In laboratory experiments, Truong and his colleagues have found that certain amino acids, particularly aspartic acid and threonine, could only be present in the warm, hydrothermally active oceans of icy moons if they were produced in the last one million years.

This means that any that were detected would likely have been produced recently, cosmically speaking, ruling them out as relics of the primordial solar system, which formed around 4.6 billion years ago.

“This paper is exciting because it helps us understand which biosignatures we may wish to target for future missions to Enceladus or Europa to search for life,” says Morgan Cable from NASA’s Jet Propulsion Laboratory in California.

Such missions include NASA’s Europa Clipper, on which Cable is a team member, which is planned to launch in 2023. It will have the ability to detect amino acids on these icy worlds using two mass spectrometer instruments by flying through plumes of ejected water from the oceans, or studying the ejecta from afar.

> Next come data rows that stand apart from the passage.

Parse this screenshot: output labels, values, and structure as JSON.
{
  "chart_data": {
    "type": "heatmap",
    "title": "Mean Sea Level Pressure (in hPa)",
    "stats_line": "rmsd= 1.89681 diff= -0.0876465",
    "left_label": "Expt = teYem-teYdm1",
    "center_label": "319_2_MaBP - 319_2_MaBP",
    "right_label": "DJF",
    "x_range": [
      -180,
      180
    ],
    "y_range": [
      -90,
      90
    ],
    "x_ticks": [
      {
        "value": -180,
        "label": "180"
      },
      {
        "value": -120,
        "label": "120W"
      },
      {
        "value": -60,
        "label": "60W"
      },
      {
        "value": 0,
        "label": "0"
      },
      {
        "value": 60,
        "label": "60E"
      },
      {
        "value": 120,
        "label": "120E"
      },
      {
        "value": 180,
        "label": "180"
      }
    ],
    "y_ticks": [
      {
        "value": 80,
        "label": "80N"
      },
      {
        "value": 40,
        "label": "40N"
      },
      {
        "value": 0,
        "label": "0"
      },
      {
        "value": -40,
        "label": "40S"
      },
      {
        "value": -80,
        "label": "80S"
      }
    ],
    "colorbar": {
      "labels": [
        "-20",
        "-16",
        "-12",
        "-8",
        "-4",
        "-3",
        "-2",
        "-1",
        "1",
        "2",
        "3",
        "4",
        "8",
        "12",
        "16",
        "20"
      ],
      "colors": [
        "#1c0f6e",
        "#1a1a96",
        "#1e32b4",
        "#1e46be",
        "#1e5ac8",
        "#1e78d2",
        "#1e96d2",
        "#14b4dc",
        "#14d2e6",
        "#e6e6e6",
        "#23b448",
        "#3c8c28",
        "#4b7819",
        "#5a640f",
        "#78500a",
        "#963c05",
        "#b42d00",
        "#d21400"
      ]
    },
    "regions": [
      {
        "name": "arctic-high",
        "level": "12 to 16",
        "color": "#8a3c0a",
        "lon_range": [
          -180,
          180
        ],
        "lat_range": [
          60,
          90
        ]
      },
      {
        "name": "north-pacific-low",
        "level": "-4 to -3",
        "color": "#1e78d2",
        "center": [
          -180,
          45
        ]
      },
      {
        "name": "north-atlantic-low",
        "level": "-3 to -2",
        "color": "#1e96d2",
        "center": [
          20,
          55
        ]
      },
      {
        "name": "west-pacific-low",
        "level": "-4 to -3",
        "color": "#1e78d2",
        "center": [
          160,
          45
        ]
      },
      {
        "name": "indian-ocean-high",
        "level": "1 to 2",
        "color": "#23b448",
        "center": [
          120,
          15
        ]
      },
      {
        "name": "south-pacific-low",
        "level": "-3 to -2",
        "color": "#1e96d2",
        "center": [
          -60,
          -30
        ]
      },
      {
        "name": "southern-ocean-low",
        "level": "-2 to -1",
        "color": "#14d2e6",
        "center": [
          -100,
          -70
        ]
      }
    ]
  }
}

“We’ve done experiments in the laboratory to see what kind of fingerprints you expect from all kinds of amino acids,” says Frank Postberg from the Free University of Berlin, who is working on one of Clipper’s mass spectrometers. “It’s a pretty clear fingerprint, even at low concentrations.”

Detection of amino acids alone would not prove that life is in the oceans, as they would still need be distinguished from ones produced by geological processes, such as through the interaction of water and minerals. But it would be another important piece of the puzzle towards making such a suggestion. “If we find them there that will be a really compelling reason to go back and dig deeper,” says Cable.